(Paris) La pandémie du nouveau coronavirus a fait au moins 2 022 740 morts dans le monde depuis que le bureau de l’OMS en Chine a fait état de l’apparition de la maladie fin décembre 2019, selon un bilan établi par l’AFP à partir de sources officielles dimanche à 6 h.

Agence France-Presse

Plus de 94 450 660 cas d’infection ont été officiellement diagnostiqués depuis le début de l’épidémie, dont au moins 57 561 300 sont aujourd’hui considérés comme guéris.  

Les chiffres se fondent sur les bilans communiqués quotidiennement par les autorités sanitaires de chaque pays et excluent les révisions réalisées a posteriori par des organismes statistiques, comme en Russie, en Espagne et au Royaume-Uni.  

Sur la journée de samedi, 13 870 nouveaux décès et 658 387 nouveaux cas ont été recensés dans le monde.
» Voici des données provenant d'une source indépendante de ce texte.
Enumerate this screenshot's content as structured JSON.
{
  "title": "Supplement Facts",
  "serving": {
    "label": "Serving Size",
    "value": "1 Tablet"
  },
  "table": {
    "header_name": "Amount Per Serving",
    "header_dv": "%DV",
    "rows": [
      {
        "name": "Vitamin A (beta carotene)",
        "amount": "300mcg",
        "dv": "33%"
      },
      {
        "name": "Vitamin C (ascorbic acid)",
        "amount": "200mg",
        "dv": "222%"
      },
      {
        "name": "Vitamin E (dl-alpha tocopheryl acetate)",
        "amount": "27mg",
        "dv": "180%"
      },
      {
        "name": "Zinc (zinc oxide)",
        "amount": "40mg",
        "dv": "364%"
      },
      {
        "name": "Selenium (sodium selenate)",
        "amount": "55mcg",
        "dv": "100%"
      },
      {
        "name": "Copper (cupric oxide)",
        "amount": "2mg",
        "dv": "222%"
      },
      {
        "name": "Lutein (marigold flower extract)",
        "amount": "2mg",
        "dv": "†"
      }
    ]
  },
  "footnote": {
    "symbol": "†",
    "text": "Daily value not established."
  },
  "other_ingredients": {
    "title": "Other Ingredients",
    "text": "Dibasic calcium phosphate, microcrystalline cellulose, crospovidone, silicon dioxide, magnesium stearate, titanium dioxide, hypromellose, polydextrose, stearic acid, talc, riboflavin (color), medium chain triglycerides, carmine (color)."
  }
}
Les pays qui ont enregistré le plus de nouveaux décès dans leurs derniers bilans sont les États-Unis avec 3761 nouveaux morts, le Royaume-Uni (1295) et le Mexique (1219).  

Les États-Unis sont le pays le plus touché tant en nombre de morts que de cas, avec 395 851 décès pour 23 758 856 cas recensés, selon le comptage de l’Université Johns Hopkins.  

Après les États-Unis, les pays les plus touchés sont le Brésil avec 209 296 morts et 8 455 059 cas, l’Inde avec 152 274 morts (10 557 985 cas), le Mexique avec 140 241 morts (1 630 258 cas), et le Royaume-Uni avec 88 590 morts (3 357 361 cas).  

Parmi les pays les plus durement touchés, la Belgique est celui qui déplore le plus grand nombre de morts par rapport à sa population, avec 176 décès pour 100 000 habitants, suivie par la Slovénie (151), l’Italie (135), la Bosnie (134), la République tchèque (134).  

L’Europe totalisait dimanche à 6 h 657 362 décès pour 30 451 682 cas, l’Amérique latine et les Caraïbes 548 602 décès (17 280 631 cas), les États-Unis et le Canada 413 698 décès (24 459 847 cas), l’Asie 230 208 décès (14 605 062 cas), le Moyen-Orient 93 637 décès (4 385 408 cas), l’Afrique 78 288 décès (3 236 539 cas), et l’Océanie 945 décès (31 492 cas).  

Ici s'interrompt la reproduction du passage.